Let $\mathcal{P}_{\mu, \nu}$ be a the set of probability measures on $X \times X$ whose first marginal is $\mu$ and second marginal is $\nu$. Then:
$$W_1 (\mu, \nu) = \min_{\pi \in \mathcal{P}_{\mu, \nu}} \int_{X \times X} d(x,y) \pi (dx,dy).$$
Distance between compact spaces
Let $(X,d)$ and $(X',d')$ be two compact metric spaces. We can define the Gromov-Hausdorff distance between $\mu$ and $\nu$ in the following way.
Let $\mathcal{D}_{d, d'}$ be a the set of distances on $X \coprod X'$ whose restriction to $X \times X$ is $d$ and whose restriction to $X' \times X'$ is $d'$. Then:
$$d_{GH} ((X,d), (X',d')) = \inf_{D \in \mathcal{D}_{d, d'}} D_H (X,X'),$$
where $D_H$ is the Hausdorff distance in $X \coprod X'$ for the distance $D$.
Generalizations ?
These two distances are defined in a similar way. To create a distance between two objects $X$ and $Y$, we realize them simultaneously into a larger object, and quantify their distance in the larger object. Then, we take the infimum.
They also have the same kind of "universal" definitions. The Wasserstein distance between two probability measures can be defined as a minimum over all couplings between these probability measures (without specifying the base space). The Gromov-Hausdorff distance can be defined as a minimum over all isometric embeddings of the compact metric spaces.
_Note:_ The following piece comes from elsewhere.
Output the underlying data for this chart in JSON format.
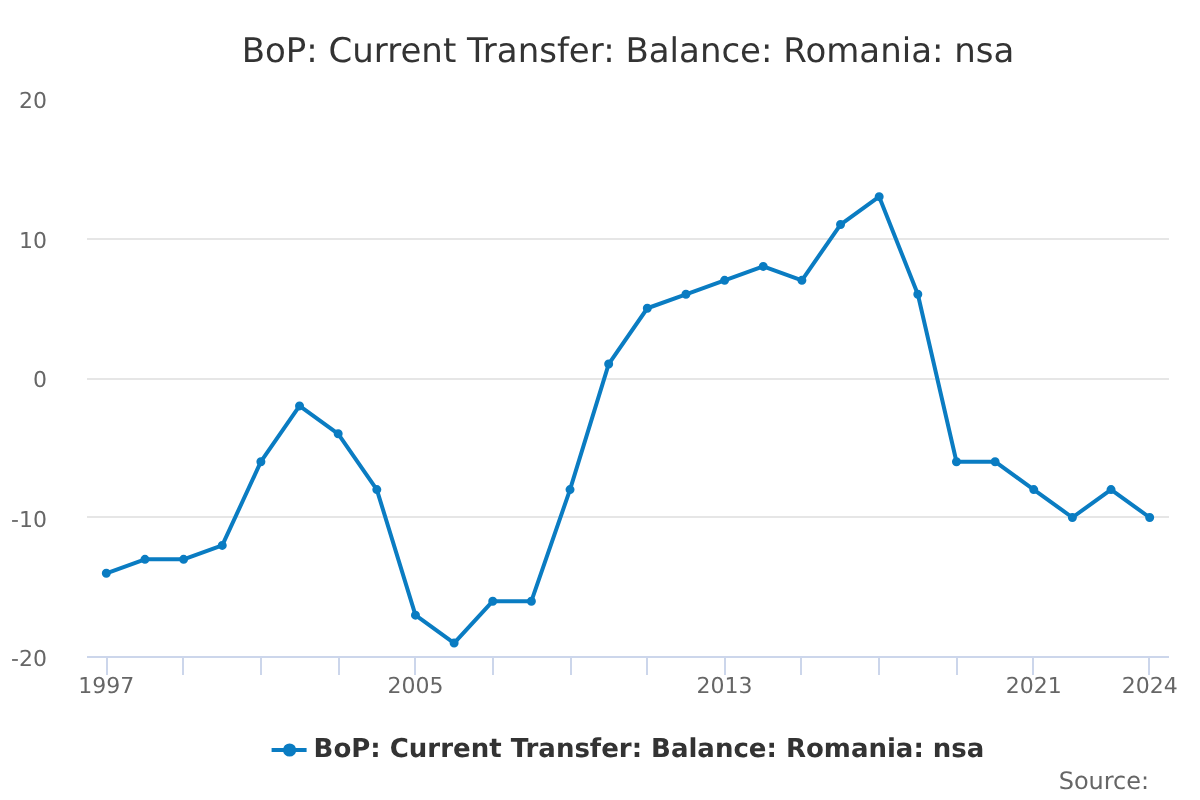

In addition, these definitions or sort of compatible, in that it is possible to define a Gromov-Hausdorff-Wasserstein distance between probabilized compact metric spaces (see e.g. here).
From here, I have two questions:
1) Why does the definition of the Wasserstein distance uses a product, and the definition of the Gromov-Hausdorff distance a coproduct? I suspect it has to do with the fact that measures are naturally pushed forward and distances are naturally pulled backward (this is also what the .pdf I linked to suggests), but that's little more than a hunch.
2) Are there other examples of this kind of construction, where we define a distance between two structures by realizing them simultaneously, taking the distance in some way in this realization, and then taking the infimum over all such realizations? I was thinking in particular of algebraic structures, but anything goes.